Kebebasan adalah produk paham penciptaan, atau creationism. Seperti kita sudah maklum, paham penciptaan adalah sebuah kisah yang cukup dipercaya saja. Jangan ditilik pakai nalar. Jangan dipertanyakan. Diterima pakai iman saja. Jangan masukan ke departemen pemikiran, namun ke komisi khayal.
Jadi, kenapa manusia percaya bahwa ia berhak bebas? Rupanya, karena manusia berani berkhayal.
Mari bereksperimen dengan preposisi lain, yaitu bahwa manusia tidak pernah diciptakan. Bahwa manusia sama dengan kecoa dan bunga bangkai, yaitu produk alami yang memakan waktu produksi selama jutaan tahun. Manusia tidak punya keistimewaan. Boleh jadi manusia sangat kompleks sehingga bisa punya kesadaran yang saling berhubungan satu sama lain sehingga secara komunal manusia menjadi makhluk hidup yang paling berkuasa. Namun, pada hakekatnya manusia adalah hewan dan tetumbuhan.
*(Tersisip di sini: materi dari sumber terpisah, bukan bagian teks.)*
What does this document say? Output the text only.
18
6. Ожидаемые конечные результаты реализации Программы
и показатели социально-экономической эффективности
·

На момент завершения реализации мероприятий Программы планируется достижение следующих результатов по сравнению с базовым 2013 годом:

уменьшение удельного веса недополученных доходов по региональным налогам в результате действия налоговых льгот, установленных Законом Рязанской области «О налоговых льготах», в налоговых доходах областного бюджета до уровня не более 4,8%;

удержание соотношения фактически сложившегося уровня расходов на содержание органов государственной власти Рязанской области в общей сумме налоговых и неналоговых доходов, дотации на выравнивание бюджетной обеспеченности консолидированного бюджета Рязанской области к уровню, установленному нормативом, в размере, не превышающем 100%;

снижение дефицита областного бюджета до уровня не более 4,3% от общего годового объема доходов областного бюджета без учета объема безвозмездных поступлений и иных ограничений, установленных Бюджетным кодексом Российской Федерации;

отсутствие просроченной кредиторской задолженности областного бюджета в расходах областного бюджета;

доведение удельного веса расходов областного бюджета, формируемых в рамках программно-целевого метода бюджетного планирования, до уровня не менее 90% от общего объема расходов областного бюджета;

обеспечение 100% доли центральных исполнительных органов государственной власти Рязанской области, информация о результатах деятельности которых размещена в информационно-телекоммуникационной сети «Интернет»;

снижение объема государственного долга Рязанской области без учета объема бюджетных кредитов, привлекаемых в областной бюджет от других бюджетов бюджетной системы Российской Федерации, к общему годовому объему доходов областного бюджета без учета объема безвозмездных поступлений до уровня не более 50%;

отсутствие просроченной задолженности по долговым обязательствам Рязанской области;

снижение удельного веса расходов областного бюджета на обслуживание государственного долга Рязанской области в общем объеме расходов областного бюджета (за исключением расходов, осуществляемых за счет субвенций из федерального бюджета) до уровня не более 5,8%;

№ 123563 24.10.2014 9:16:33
Mari kita coba tanggalkan kesombongan dan rasa istimewa itu.
Mari kita turuti saja insting hewani untuk bertahan hidup demi kelanjutan spesies kita. Konsep tentang hak tidak pernah ada. Yang penting adalah mampu berjuang, baik secara individu maupun kolektif. Demikian, kita mengatur barisan, membagi tugas, berfungsi sesuai kemampuan dan posisi, untuk pertama-tama menjaga diri, lalu saling menjaga.
Kalau kelompok kita sudah berkembang jumlahnya maka wilayah hidup perlu diperluas. Jika membutuhkan wilayah hidup kelompok lain, maka kebutuhan kita memperluas wilayah hidup pun berbenturan dengan kebutuhan mereka menjaga wilayah hidup mereka. Maka terjadi perang.
Namun, setelah berulang-ulang kali perang kita akan belajar bahwa ada jalan lain bernama diplomasi, atau kerja sama, atau kolaborasi. Yang menguasai sungai juga membutuhkan penguasa hutan. Teknologi pertanian bisa dibarter dengan ilmu pelayaran. Saling berbagi hasil alam supaya kedua kelompok hidup berdampingan dengan tenteram pun bisa dijalankan.
Sampai di sini, khayalan tentang adanya hak asasi dan turunannya, yaitu konsep kebebasan, tidak dibutuhkan. Perdamaian tetap mungkin diciptakan. Kebahagiaan tetap bisa dicapai. “Kebebasan yang bertanggung jawab” yang rumit dan kompleks itu bisa diabaikan.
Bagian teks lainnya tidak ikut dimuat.